Rep. Robert Wexler has been to Israel many times. But for the first time in a while, this visit gave him a renewed sense of hope. “On some other trips I took to Israel I left wondering if there was any light at the end of tunnel,” said Wexler (D-Fla.), a senior member of the House International Relations Committee who led a bipartisan congressional delegation on a four-day visit that ended Nov. 11, the day of Palestinian Authority President Yasser Arafat’s burial in Ramallah.
“On this trip, I leave with the legitimate hope that if the Palestinians act in a responsible way and evolve into a more pragmatic government that denounces and defeats terror, that there is hope,” he said.
The group of U.S. congressmen spoke to JTA in Jerusalem as two events came together to create hope for progress toward Israeli-Palestinian peace: the death of Arafat and the re-election of President Bush.

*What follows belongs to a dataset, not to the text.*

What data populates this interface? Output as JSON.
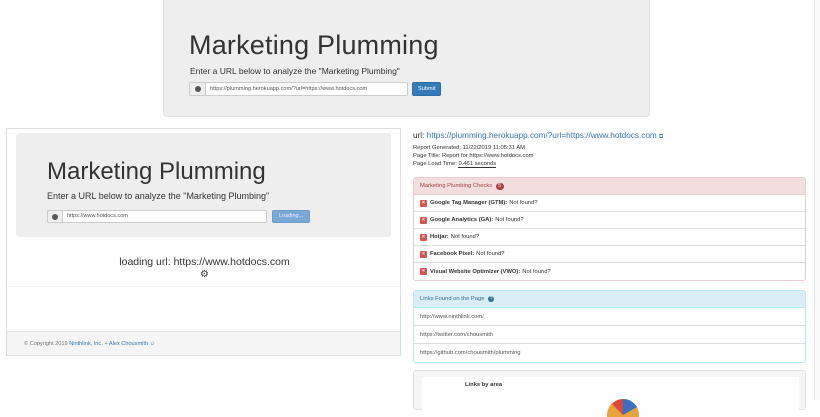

“I feel like I’ve been participating in a part of history,” Rep. Ted Strickland (D-Ohio), on his first trip to Israel, said as he took stock of the new reality.
The group stopped in Jordan, where they met with King Abdullah II, before traveling to Israel, where they met with Prime Minister Ariel Sharon and other top officials.
Wexler, who represents a heavily Jewish district in southern Florida, said that he came away from his meetings with Sharon and Israeli Finance Minister Benjamin Netanyahu with the impression that the Palestinians would find an Israeli leadership that “was willing to talk.”
The Democrats on the trip expressed hope that President Bush would more aggressively pursue an Israeli-Palestinian peace agreement in the wake of Arafat’s death.
“I’ve been critical of the administration’s hands-off policy,” Strickland said. “I hope the president has learned as a result of unfolding events that he cannot not be engaged and involved.”
The Israeli and American administrations had shunned Arafat because of his ties to terrorism, saying he wasn’t a partner for peace talks. Luis Gutierrez (D-Ill.) said he hoped that with Arafat now dead, Bush would have no excuses not to take action.
“If we are going to have peace here, Bush is going to need to broaden his perspective to a greater vision of Israel than that offered by many in the evangelical Christian movement who keep looking to a Greater Israel,” Gutierrez said.
“It’s not going to lead to a fruitful outcome,” Gutierrez continued, adding that what is needed is two states “each living without fear of one another.”
Bush has made the creation of a Palestinian state a centerpiece of his Mideast policy, but has said that the Palestinians first must eradicate the terrorists in their midst and institute reforms to make their government more democratic and accountable. The Palestinians agreed to those steps in 2002 under the “road map” peace plan, but never carried them out.
Rep. Ileana Ros-Lehtinen (R-Fla.), who chairs the International Relations Committee’s Middle East Subcommittee, said she doesn’t expect Bush to be overly involved in the Israeli-Palestinian conflict in his second term.
The Israelis and Palestinians “will be self-driven,” Ros-Lehtinen said. “We’ve got a lot to do in Iraq still and Afghanistan, and I don’t see President Bush nose-diving into the peace process anytime soon. I hope with the rise of a new Palestinian leadership,” the Palestinians will move toward moderation.
The delegation came to discuss Israel’s plan to withdraw soldiers and settlers from the Gaza Strip, the situation in Iraq, and the status of Palestinian Authority leadership after Arafat. The trip was sponsored by the American Jewish Committee.